Didier, Libraire-Éditeur (p. 297-302).



ADIEU.


Réponse aux vers que m’ont adressés MM. de Lamartine et Sainte-Beuve.

... My Ariel...
... Then to the elements
Be free, and fare thou well !...

Shakspeare.
Adieu.

À ces vains jeux de l’harmonie
Disons ensemble un long adieu.

Lamartine.

Sans plus chercher au bout la pelouse rêvée
Acceptons ce chemin qui se brise au milieu.

Sainte-Beuve.


S’ils ont dit vrai tous deux, ma tâche est achevée.
Au bout de ce chemin qui se brise au milieu,
Ne dois-je plus chercher la pelouse rêvée ?
L’heure est-elle arrivée,
Harmonie, où vers toi s’exhale un long adieu ?


Oui tous deux ont dit vrai ! le jour devient plus sombre ;
Le silence du soir est proche, je le vois :
De mes pas fatigués je sens peser le nombre,
Et je ne sais quelle ombre,
S’allongeant à mes pieds, grandit derrière moi !

Il le faut : adieu donc, Sylphe à la voix rêveuse ;
Ton servage est fini : va-t-en, mon Ariel,
Libre, que désormais ta forme vaporeuse
Se perde, plus heureuse,
Dans l’écume des mers, ou les brises du ciel.

Je ne me plaindrai point, car tu m’as bien servie :
À toi l’heure qui brille entre ses pâles sœurs ;
À toi chaque minute à la peine ravie,
Et tout ce que ma vie
Entre ses jours amers a compté de douceurs !

Au rayon matinal qui dorait la colline,
Emplissant mon ciel bleu d’harmonieux trésors,
Dès l’aube, tu charmais de ta voix argentine
Mon oreille enfantine,
Inhabile à garder tes fugitifs accords.

Plus tard, c’est encor toi qui des fleurs demi-closes
Me traduisant tout bas le langage embaumé,
Sur ma pâle jeunesse as jeté quelques roses,
Quand leurs feuilles écloses
S’entr’ouvraient sous ton doigt, comme un livre fermé.
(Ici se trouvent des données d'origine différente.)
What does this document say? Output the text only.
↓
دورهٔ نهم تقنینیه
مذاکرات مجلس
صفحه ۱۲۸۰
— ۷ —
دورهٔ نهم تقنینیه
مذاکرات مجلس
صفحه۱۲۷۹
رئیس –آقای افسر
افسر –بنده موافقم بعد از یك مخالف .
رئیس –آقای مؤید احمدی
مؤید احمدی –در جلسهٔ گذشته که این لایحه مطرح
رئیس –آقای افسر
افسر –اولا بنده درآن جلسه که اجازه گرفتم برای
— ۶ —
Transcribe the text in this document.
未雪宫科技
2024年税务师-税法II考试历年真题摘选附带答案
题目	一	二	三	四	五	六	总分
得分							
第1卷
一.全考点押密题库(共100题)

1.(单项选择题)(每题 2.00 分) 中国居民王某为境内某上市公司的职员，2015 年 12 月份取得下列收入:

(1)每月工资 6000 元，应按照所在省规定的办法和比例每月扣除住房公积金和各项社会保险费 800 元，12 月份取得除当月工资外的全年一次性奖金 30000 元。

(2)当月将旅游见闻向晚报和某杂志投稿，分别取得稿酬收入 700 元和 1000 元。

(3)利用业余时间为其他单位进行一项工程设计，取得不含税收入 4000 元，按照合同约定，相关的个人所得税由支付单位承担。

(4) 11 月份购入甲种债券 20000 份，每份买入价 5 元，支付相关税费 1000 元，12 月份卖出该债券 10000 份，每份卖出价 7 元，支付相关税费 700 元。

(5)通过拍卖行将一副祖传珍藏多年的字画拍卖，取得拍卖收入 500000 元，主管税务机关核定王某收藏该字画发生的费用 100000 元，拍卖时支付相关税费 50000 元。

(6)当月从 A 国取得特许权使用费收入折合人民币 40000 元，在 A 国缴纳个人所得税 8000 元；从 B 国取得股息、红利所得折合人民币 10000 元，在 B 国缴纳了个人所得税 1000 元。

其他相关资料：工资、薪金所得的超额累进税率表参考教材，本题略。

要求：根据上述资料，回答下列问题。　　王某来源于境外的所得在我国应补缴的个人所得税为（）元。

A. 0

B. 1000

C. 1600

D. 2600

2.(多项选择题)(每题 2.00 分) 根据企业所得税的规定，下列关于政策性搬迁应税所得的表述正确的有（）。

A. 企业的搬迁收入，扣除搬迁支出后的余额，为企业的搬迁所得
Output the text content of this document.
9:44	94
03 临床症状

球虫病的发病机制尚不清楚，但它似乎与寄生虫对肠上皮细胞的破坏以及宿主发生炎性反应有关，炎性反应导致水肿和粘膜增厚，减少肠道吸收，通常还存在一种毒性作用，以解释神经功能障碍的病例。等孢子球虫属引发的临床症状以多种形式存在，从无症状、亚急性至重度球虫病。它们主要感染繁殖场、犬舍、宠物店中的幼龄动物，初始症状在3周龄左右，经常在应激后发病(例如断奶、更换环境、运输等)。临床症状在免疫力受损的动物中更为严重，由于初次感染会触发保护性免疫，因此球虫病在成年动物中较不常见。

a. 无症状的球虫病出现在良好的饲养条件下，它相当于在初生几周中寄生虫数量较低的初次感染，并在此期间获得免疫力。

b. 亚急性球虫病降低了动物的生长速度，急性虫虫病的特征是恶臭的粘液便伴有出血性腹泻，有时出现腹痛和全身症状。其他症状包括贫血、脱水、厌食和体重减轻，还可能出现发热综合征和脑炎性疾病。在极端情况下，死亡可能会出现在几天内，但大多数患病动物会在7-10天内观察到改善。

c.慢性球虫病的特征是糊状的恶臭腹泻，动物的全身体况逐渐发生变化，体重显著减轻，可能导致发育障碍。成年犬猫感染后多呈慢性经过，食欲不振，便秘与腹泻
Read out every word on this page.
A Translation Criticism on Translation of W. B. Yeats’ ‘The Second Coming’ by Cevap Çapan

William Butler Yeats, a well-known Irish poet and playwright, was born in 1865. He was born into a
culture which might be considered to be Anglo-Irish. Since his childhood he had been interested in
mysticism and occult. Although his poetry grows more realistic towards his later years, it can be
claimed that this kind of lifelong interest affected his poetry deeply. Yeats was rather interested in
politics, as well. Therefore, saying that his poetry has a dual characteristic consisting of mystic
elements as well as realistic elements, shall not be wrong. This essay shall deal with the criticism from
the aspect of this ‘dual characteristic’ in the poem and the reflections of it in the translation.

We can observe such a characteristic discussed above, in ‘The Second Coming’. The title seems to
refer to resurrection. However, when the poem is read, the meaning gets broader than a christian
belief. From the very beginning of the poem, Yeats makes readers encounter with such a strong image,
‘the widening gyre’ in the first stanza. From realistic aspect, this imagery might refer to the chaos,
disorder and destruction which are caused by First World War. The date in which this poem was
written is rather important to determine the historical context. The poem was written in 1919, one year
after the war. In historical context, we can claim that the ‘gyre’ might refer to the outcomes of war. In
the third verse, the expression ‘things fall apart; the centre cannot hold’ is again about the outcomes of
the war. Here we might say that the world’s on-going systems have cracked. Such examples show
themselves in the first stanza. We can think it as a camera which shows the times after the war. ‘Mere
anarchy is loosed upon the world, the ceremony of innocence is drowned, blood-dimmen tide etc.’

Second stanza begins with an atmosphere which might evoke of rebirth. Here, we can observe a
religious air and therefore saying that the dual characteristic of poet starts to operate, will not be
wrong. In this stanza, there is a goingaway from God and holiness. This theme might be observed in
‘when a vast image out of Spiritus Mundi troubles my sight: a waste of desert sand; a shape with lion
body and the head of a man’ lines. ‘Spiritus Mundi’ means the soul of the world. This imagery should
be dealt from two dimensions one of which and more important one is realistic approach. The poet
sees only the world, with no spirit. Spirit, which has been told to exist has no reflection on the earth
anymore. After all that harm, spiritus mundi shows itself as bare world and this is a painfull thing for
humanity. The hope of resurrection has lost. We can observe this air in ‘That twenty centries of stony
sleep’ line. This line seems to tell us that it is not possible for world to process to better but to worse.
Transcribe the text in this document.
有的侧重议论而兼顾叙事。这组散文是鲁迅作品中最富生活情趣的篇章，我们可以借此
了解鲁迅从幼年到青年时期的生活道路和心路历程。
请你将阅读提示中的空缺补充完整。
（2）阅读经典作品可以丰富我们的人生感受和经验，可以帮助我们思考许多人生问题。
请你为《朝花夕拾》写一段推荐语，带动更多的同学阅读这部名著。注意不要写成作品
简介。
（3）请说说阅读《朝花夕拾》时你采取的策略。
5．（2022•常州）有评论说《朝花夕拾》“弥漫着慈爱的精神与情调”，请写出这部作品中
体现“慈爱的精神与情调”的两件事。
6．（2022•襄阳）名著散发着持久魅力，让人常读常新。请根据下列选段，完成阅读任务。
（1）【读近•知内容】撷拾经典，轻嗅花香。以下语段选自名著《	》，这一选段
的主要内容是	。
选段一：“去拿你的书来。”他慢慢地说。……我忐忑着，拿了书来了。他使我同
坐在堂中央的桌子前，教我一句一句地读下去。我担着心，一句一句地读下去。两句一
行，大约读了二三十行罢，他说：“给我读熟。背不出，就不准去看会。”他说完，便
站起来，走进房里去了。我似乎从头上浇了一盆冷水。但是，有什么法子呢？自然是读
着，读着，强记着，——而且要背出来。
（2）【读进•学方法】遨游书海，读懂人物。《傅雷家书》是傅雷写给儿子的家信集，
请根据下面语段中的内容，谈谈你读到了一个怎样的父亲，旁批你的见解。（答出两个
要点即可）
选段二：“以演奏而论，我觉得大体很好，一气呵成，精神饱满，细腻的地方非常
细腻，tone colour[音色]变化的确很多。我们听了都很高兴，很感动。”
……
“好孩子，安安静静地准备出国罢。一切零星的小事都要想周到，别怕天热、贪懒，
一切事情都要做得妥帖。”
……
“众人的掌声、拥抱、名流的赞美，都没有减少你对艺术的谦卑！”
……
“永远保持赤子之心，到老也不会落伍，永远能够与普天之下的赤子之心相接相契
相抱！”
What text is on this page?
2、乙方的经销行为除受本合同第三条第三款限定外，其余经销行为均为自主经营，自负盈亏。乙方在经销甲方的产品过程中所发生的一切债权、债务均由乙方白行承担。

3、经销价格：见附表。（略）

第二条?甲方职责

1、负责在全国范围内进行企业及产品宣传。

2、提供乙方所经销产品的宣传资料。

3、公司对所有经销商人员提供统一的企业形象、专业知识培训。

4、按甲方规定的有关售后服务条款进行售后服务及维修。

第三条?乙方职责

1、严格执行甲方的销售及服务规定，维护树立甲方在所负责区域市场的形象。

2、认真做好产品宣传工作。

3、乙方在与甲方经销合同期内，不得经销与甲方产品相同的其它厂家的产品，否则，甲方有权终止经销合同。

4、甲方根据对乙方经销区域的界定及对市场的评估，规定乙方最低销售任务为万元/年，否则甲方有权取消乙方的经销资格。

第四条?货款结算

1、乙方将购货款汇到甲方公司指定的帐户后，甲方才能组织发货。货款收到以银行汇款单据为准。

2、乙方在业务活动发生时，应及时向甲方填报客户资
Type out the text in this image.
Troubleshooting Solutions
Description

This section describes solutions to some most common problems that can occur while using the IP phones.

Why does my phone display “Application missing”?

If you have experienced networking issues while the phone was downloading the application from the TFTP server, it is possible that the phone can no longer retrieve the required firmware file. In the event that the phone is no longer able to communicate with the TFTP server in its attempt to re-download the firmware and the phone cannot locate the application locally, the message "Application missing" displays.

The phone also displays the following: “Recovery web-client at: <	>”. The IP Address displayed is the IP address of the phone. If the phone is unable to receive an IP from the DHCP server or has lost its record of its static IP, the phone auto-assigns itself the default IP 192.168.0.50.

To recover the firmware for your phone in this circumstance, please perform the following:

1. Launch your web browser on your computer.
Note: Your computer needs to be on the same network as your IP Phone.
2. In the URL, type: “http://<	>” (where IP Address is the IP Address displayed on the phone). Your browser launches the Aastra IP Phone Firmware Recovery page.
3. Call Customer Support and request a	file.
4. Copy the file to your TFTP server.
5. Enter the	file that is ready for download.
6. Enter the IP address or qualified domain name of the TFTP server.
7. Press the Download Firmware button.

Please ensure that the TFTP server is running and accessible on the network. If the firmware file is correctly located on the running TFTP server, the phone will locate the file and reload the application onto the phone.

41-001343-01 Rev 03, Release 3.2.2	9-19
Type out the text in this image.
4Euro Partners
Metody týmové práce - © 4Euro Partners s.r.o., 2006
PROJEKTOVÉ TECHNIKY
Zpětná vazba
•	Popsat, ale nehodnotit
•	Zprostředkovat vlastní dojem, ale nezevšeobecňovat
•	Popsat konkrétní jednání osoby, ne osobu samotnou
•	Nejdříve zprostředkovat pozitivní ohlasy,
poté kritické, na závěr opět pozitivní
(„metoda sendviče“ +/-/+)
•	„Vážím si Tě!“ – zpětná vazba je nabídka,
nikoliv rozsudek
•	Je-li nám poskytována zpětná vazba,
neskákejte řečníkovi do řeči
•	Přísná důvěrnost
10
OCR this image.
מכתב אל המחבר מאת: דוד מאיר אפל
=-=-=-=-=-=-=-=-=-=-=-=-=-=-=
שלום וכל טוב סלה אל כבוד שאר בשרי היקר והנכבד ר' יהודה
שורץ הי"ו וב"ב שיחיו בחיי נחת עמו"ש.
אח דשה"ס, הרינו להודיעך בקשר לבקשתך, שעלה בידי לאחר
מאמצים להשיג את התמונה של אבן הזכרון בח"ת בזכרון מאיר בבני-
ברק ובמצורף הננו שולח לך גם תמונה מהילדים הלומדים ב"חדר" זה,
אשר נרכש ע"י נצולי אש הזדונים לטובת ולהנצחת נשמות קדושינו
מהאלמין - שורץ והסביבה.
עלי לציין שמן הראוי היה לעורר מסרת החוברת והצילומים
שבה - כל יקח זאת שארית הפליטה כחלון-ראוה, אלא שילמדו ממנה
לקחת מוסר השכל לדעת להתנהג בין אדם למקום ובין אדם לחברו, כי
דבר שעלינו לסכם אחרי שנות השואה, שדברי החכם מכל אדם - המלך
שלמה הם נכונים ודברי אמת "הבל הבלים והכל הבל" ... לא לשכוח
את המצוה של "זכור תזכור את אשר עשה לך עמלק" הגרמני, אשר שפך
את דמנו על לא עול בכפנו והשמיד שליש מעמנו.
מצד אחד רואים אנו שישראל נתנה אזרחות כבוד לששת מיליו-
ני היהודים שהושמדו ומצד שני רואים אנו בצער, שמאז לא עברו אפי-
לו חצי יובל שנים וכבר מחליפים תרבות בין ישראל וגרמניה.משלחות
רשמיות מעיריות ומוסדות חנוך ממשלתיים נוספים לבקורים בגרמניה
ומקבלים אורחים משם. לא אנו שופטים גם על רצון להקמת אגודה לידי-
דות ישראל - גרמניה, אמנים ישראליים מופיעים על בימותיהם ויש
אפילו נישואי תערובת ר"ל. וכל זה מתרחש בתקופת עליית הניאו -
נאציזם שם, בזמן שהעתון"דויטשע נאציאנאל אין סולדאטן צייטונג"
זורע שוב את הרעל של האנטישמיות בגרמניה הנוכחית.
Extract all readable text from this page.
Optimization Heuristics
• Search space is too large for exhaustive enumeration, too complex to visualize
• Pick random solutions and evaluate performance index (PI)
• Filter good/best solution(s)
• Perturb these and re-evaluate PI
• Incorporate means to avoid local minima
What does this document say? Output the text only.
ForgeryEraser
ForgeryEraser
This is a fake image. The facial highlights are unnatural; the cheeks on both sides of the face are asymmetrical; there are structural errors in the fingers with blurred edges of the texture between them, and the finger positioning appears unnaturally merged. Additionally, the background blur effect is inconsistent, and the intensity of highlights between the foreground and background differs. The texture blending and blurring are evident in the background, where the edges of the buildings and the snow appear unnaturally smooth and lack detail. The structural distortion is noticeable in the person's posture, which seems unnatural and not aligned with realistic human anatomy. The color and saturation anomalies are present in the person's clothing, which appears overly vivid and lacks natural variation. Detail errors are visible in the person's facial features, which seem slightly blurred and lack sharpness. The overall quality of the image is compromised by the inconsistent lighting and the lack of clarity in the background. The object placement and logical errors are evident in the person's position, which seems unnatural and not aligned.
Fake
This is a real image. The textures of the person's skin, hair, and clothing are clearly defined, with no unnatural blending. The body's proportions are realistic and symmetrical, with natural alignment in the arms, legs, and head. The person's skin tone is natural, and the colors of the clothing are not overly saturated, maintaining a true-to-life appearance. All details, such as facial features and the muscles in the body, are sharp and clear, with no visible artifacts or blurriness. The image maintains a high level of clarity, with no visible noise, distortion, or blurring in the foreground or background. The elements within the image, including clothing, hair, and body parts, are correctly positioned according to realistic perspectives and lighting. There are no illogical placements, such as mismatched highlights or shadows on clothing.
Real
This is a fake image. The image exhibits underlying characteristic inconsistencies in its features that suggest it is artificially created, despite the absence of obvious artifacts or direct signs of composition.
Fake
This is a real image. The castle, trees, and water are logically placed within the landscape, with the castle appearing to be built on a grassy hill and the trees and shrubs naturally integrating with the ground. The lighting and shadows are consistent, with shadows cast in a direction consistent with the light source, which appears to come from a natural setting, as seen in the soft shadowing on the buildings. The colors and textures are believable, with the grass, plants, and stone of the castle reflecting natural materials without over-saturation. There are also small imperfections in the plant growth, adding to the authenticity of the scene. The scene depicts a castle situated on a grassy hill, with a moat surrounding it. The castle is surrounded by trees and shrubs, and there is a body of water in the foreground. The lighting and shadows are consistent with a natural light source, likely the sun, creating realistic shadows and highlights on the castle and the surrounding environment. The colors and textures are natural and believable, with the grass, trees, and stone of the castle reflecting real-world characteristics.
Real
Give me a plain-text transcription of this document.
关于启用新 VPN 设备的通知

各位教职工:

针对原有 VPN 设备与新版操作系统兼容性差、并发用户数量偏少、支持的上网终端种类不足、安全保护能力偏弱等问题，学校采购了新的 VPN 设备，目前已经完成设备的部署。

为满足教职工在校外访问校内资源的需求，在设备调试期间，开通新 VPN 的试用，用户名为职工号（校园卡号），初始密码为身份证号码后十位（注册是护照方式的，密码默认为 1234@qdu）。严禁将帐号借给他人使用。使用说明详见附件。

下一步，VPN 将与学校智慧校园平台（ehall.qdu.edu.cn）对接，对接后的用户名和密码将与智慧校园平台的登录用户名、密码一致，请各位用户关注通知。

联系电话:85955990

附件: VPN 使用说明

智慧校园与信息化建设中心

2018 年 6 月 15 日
C’est toi qui façonnas ma lèvre à la prière ;
C’est toi qui m’enseignas l’humble chant du berceau ;
C’est toi qui recueillis une larme plus fière,
Quand la France guerrière
Mit dans un jour de deuil ses armes au faisceau.

Tu ne m’entraînas point dans ce chemin sublime
Où, pour trouver la gloire, il faut tenter les Dieux,
Gravir, la lyre en main, quelque fatale cime,
Interroger l’abîme,
Et s’y précipiter en détournant les yeux !

Pour te suivre, jamais ta course haletante
Ne m’a fait rejeter le voile de mon front,
N’a dérangé les plis de ma robe flottante ;
Au gré de mon attente,
J’ai trouvé le trajet plus paisible que prompt.

Mais je te vois frémir : trop long-temps je t’arrête ;
Pars donc et sois béni, béni, mon Ariel,
Toi, qui sans dévoiler, que d’une main discrète,
Ma blessure secrète,
Y sut verser pourtant une goutte de miel !

Quoi que ma vie encore ait de trouble et d’alarmes,
Tu ne reviendras plus moduler mes sanglots ;
Mais ton rapide adieu ne sera pas sans charme,
Et mes dernières larmes
Ont trouvé, grâce à toi, de sonores échos.


Le cygne, obéissant au souffle qui le pousse,
Vient de son chant suave endormir mes douleurs ;
Et l’hôte du buisson, à la voix triste et douce,
Pose son brin de mousse
Sur ma paupière close, humide encor de pleurs.